Still, where Part I acts as a haphazard opening, Part II circumvents the issue of switching between homogenous introductions by zeroing in on specifics, unafraid to hold America accountable for its own atrocities during this period. From the treatment of black soldiers, to Japanese internment, to America’s own propaganda (which both the film and its subjects readily label as such whilst discussing what facts were skewed), the stories of Stevens, Ford, Huston, Capra and Wyler go beyond their technical and logistical struggles and unearth their wartime efforts to not only inspire enlistment but make America introspect, while also holding a mirror up to any damage their films might have done.

This second part feels more structured (that is to say, it has structure to begin with), moving back and forth between the filmmakers’ efforts on the front lines as they moved further from American shores, as well as the interference of the Government and the studios, as if this battle of artistry was part of the war itself. Wyler, being the one Jewish filmmaker among them, and Capra the only other immigrant, often feel like the most enticing subjects because of their personal stake in the politics of America and its enemies, though there’s no denying the contributions of the likes of Stevens, whose footage of the horrors at Dachau was used as evidence at Nuremberg, Huston, whose Let There Be Light was a vital encapsulation of PTSD (though it wasn’t allowed to be screened until the ‘80s), and Ford, whose post-war cinema of myth and loss redefined America’s artistic landscape.

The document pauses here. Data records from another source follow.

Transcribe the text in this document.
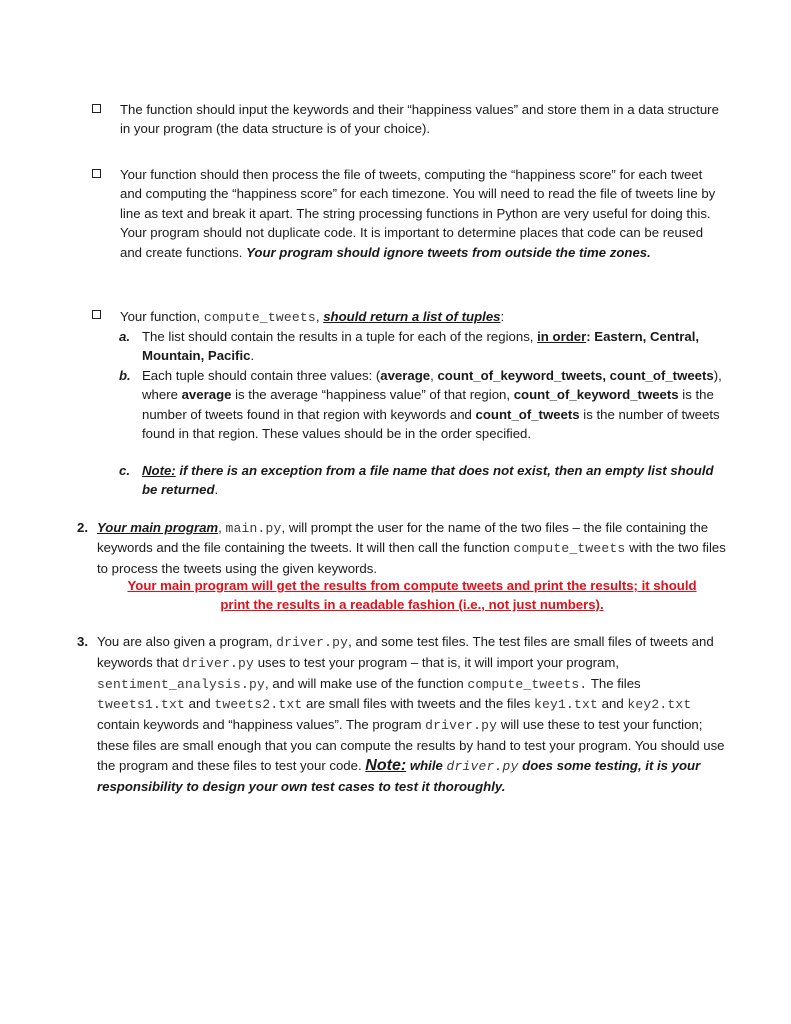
The function should input the keywords and their “happiness values” and store them in a data structure in your program (the data structure is of your choice).
Your function should then process the file of tweets, computing the “happiness score” for each tweet and computing the “happiness score” for each timezone. You will need to read the file of tweets line by line as text and break it apart. The string processing functions in Python are very useful for doing this. Your program should not duplicate code. It is important to determine places that code can be reused and create functions. Your program should ignore tweets from outside the time zones.
Your function, compute_tweets, should return a list of tuples:
a. The list should contain the results in a tuple for each of the regions, in order: Eastern, Central, Mountain, Pacific.
b. Each tuple should contain three values: (average, count_of_keyword_tweets, count_of_tweets), where average is the average “happiness value” of that region, count_of_keyword_tweets is the number of tweets found in that region with keywords and count_of_tweets is the number of tweets found in that region. These values should be in the order specified.
c. Note: if there is an exception from a file name that does not exist, then an empty list should be returned.
2. Your main program, main.py, will prompt the user for the name of the two files – the file containing the keywords and the file containing the tweets. It will then call the function compute_tweets with the two files to process the tweets using the given keywords.
Your main program will get the results from compute tweets and print the results; it should
print the results in a readable fashion (i.e., not just numbers).
3. You are also given a program, driver.py, and some test files. The test files are small files of tweets and keywords that driver.py uses to test your program – that is, it will import your program, sentiment_analysis.py, and will make use of the function compute_tweets. The files tweets1.txt and tweets2.txt are small files with tweets and the files key1.txt and key2.txt contain keywords and “happiness values”. The program driver.py will use these to test your function; these files are small enough that you can compute the results by hand to test your program. You should use the program and these files to test your code. Note: while driver.py does some testing, it is your responsibility to design your own test cases to test it thoroughly.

While Part II makes each individual’s contributions clearer, Part III slows down and acts as a quietly harrowing retrospective on human cruelty; not just the discovery of the goings on at the encampments, but America’s own inhumane actions against the Japanese, both at home and in Japan. The film eventually circles back to its initial focal point (the directors and their unique approaches), but it does so after having journeyed with them through the heart of darkness, eventually finding its central theme in how war changes people and cultures. It takes an awfully long time to get there, but it eventually punctuates this exploration by folding footage of war and Hollwood together, as if permanently linking the way in which we view their histories.

Despite all the darkness it treads, the film finds inspiration in the nature of the story it tells; the story of all stories. The search for good, through art and through people, as a means to capture, cope with and combat an increasingly ugly reality. For all its messy meandering, Five Came Back is ultimately timely. A meaningful history lesson worth watching.

All three episodes hit Netflix on March 31st.